Espérons qu’elle sache également identifier les faux impertinents. Ainsi, si Libération s’oppose sans ambages à la curée sociale – et le fait savoir, notamment dans son édition du 13 mars où des journalistes dénoncent plus frontalement l’« offensive sur le « si-généreux-modèle-social-français » » et un débat public sous forme de « foire aux idées (de droite) » –, la direction ne cesse de jouer la carte de « la raison ». Pour Alexandra Schwartzbrod en effet (13/03), si le cadrage médiatico-politique est « extrêmement dommage », c’est surtout, au bout du compte, parce qu’il « ne fera pas du bien à une société déjà très clivée » et nuira, par conséquent, à l’impérieux consensus : « Le renforcement de la défense du pays et de l’UE […] se fera d’autant plus facilement qu’il obtiendra l’adhésion du plus grand nombre », avance doctement la co-directrice de Libération, pour mieux camper le rôle d’éditorialiste-prescriptrice : « Les hausses d’impôts […] permettraient, convenablement dosées, de demander un effort aux Français qui en ont les moyens, salariés ou retraités, patrons ou artistes, et aux grandes entreprises. »
« Il faut choisir : se reposer… ou être libre »
Dans un tel climat, il semble pour le moins superflu que le patron du Medef se fatigue à courir les studios de RMC dès potron-minet pour vanter le « modèle danois » de retraite à 70 ans (4/03). L’AFP peut également se dispenser de donner de l’écho aux premières mesquineries patronales venues, parmi lesquelles celles du directeur général de BPI France [2], lancées lors de l’interview qui lui fut généreusement accordée dans la matinale de France Culture (5/03). De même, on ne saurait que trop conseiller aux chefferies médiatiques d’économiser leurs experts de référence et autres think tanks de cœur : l’audiovisuel dispose d’abondantes ressources en interne où, partout, l’« appel à la mobilisation » d’Emmanuel Macron a été reçu 5 sur 5.

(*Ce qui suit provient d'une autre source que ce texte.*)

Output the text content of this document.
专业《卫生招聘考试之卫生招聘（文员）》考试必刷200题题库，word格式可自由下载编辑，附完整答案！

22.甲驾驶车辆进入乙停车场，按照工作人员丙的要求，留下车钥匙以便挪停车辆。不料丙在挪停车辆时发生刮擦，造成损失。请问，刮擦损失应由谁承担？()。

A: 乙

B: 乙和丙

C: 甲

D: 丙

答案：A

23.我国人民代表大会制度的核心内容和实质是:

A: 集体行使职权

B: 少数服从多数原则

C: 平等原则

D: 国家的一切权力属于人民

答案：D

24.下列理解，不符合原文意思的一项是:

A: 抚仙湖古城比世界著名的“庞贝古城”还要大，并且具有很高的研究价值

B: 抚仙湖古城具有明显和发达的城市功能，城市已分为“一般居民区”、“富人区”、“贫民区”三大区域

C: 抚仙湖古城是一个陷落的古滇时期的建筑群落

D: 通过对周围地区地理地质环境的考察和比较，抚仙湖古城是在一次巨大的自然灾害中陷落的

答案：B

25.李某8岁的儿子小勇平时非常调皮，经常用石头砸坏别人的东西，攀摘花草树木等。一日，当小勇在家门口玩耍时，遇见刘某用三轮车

Dans ce concert d’unanimisme, le pouvoir politique sait aussi pouvoir compter sur une caisse de résonance médiatique pour « tester » ses différentes propositions de financement, observer le « bruit » qu’elles engendrent et mesurer leur réception. Quitte à ce que tout et n’importe quoi soit aussi vite périmé qu’écrit ? Le 9 mars par exemple, dans La Tribune dimanche, la journaliste économique Fanny Guinochet fait savoir que « selon nos informations, la préférence de Bercy pour financer les dépenses militaires est de réorienter les fonds du livret A. » Deux jours plus tard (11/03), Le Parisien fait savoir que « le ministère de l’Économie privilégie, selon nos informations, l’assurance vie et l’épargne retraite » avant de lister « les pistes écartées » par Bercy… parmi lesquelles « le livret A, « faiblement compatible » »… De-ci, de-là, en fonction des jours et des humeurs, les grands médias certifient également l’inclinaison du pouvoir pour un « grand emprunt national ». Au rythme où vont les choses, et si tel devait être le cas, ne doutons pas que l’éditocratie saura (nous) mettre la main à la poche. Et, qui sait, mobiliser ses dessinateurs de référence pour raviver, en couleurs cette fois-ci, la propagande du siècle dernier façon Poulbot.